Does the HTML source code of news websites include any special or distinctive HTML tag or HTML tag attribute that indicates something like "Hey there! This website is primarily about news and is part of the mass media!"?

Thanks. 2A10:8012:17:CDC6:D066:AC47:1958:9121 (talk) 20:16, 10 May 2023 (UTC)[reply]

They will typically have meta tags for description and keywords identifying themselves as news sources. For example, for The New York Times, their website www.nytimes.com has (slightly simplified), <meta name="description" content="Live news, investigations, opinion, photos and video by the journalists of The New York Times from more than 150 countries around the world. Subscribe for coverage of U.S. and international news, politics, business, technology, science, health, arts, sports and more."/>  and  <meta name="keywords" content="news, live updates, latest news, breaking news, local news, current events, top stories, livestream, live video, world news, us news"/>. For the BBC at www.bbc.com we find, more concisely, <meta name="description" content="Breaking news, sport, TV, radio and a whole lot more. The BBC informs, educates and entertains - wherever you are, whatever your age."/>  and  <meta name="keywords" content="BBC, bbc.co.uk, bbc.com, Search, British Broadcasting Corporation, BBC iPlayer, BBCi"/>. None of this is standardized, and nothing prevents Joe Shmoe from Podunk to set up a website advertizing itself as the go to place for in-depth reporting of the latest news from all over the world.  --Lambiam 12:01, 11 May 2023 (UTC)[reply]
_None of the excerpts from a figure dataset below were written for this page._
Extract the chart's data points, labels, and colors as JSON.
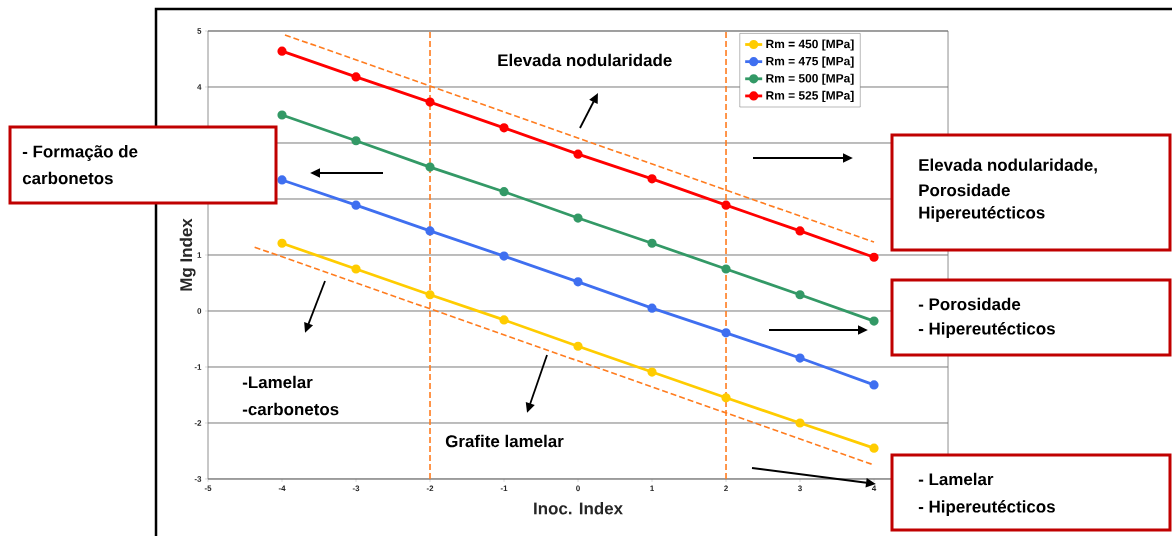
{
  "chart_data": {
    "type": "line",
    "xlabel": "Inoc. Index",
    "ylabel": "Mg Index",
    "x": [
      -4,
      -3,
      -2,
      -1,
      0,
      1,
      2,
      3,
      4
    ],
    "series": [
      {
        "name": "Rm = 450 [MPa]",
        "color": "#ffcc00",
        "values": [
          1.21,
          0.75,
          0.29,
          -0.16,
          -0.63,
          -1.09,
          -1.55,
          -2.0,
          -2.45
        ]
      },
      {
        "name": "Rm = 475 [MPa]",
        "color": "#3f6ff0",
        "values": [
          2.34,
          1.89,
          1.43,
          0.98,
          0.52,
          0.05,
          -0.39,
          -0.84,
          -1.32
        ]
      },
      {
        "name": "Rm = 500 [MPa]",
        "color": "#339966",
        "values": [
          3.5,
          3.04,
          2.57,
          2.13,
          1.66,
          1.21,
          0.75,
          0.29,
          -0.18
        ]
      },
      {
        "name": "Rm = 525 [MPa]",
        "color": "#ff0000",
        "values": [
          4.64,
          4.18,
          3.73,
          3.27,
          2.8,
          2.36,
          1.89,
          1.43,
          0.96
        ]
      },
      {
        "type": "line",
        "color": "#ff7c1f",
        "line_style": "dashed",
        "marker": "none",
        "x": [
          -3.96,
          4
        ],
        "values": [
          4.93,
          1.23
        ]
      },
      {
        "type": "line",
        "color": "#ff7c1f",
        "line_style": "dashed",
        "marker": "none",
        "x": [
          -4.37,
          4
        ],
        "values": [
          1.14,
          -2.75
        ]
      }
    ],
    "xlim": [
      -5,
      5
    ],
    "ylim": [
      -3,
      5
    ],
    "xticks": [
      -5,
      -4,
      -3,
      -2,
      -1,
      0,
      1,
      2,
      3,
      4
    ],
    "yticks": [
      -3,
      -2,
      -1,
      0,
      1,
      {
        "value": 2,
        "label": null
      },
      {
        "value": 3,
        "label": null
      },
      4,
      5
    ],
    "ref_lines": [
      {
        "axis": "x",
        "value": -2,
        "color": "#ff7c1f",
        "line_style": "dashed"
      },
      {
        "axis": "x",
        "value": 2,
        "color": "#ff7c1f",
        "line_style": "dashed"
      }
    ],
    "annotations": [
      "Elevada nodularidade",
      "- Formação de",
      "carbonetos",
      "Elevada nodularidade,",
      "Porosidade",
      "Hipereutécticos",
      "- Porosidade",
      "- Hipereutécticos",
      "-Lamelar",
      "-carbonetos",
      "Grafite lamelar",
      "- Lamelar",
      "- Hipereutécticos"
    ],
    "grid": "y",
    "legend": "top right",
    "marker": "circle",
    "line_style": "solid"
  }
}
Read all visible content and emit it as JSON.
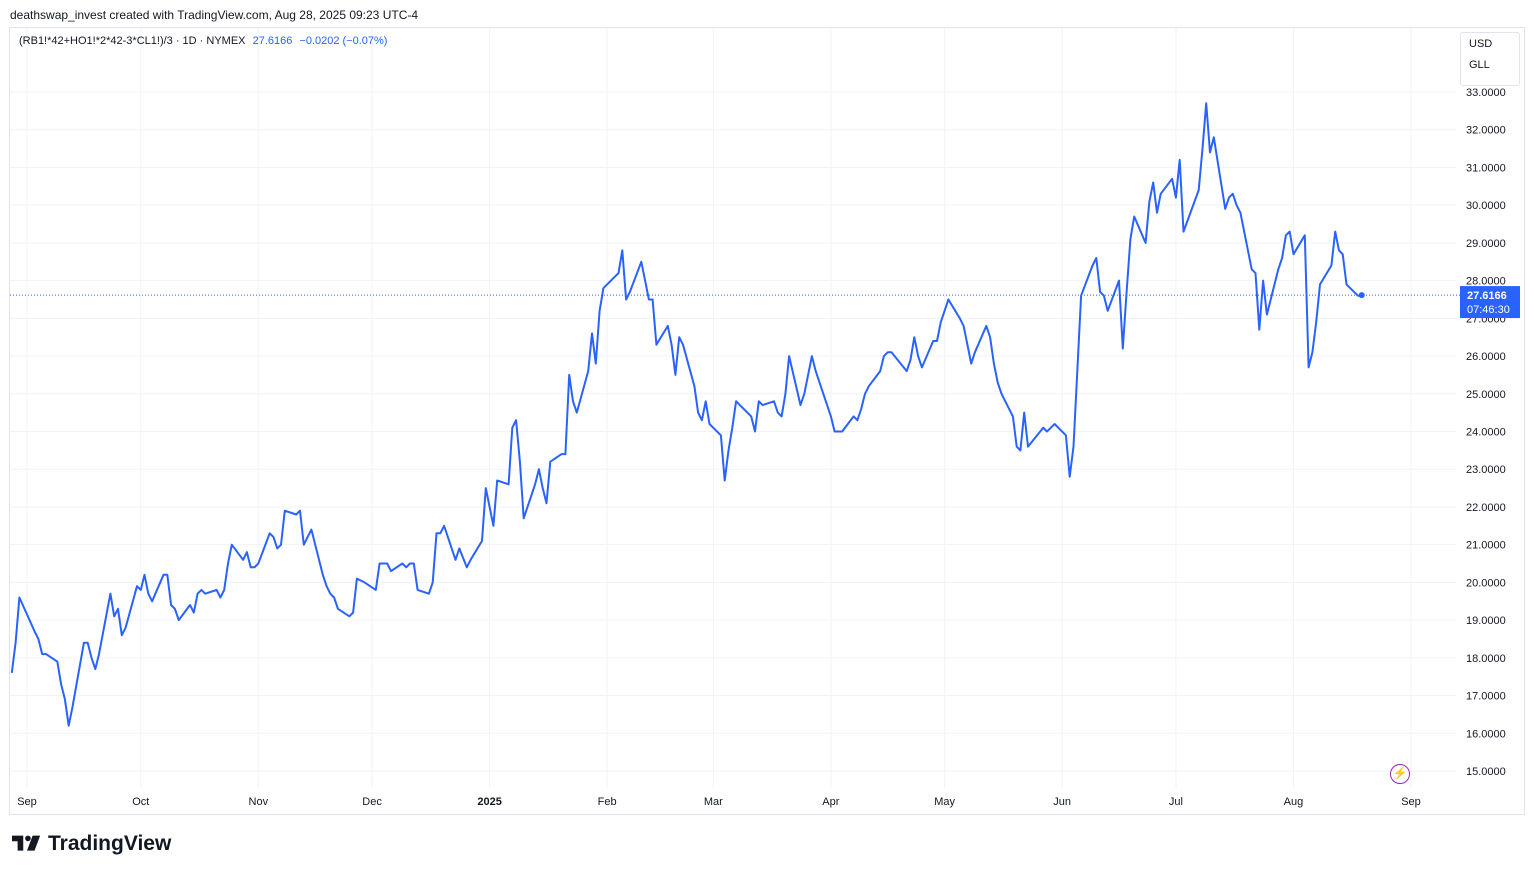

Thanks. 2A10:8012:17:CDC6:79FB:4D40:EB68:7253 (talk) 00:11, 12 May 2023 (UTC)[reply]
Detecting whether a website is a "News" website based solely on the HTML source code can be challenging and not always reliable. While some news websites may include specific HTML tags or attributes indicating their nature, there is no standardized or universal tag that all news websites must use.
However, you can look for certain elements in the HTML source code that might suggest a website is focused on news. Here are a few common indicators:
Meta Tags: As you mentioned, news websites often include meta tags for description and keywords that identify themselves as news sources. These tags may contain keywords like "news," "breaking news," "current events," etc.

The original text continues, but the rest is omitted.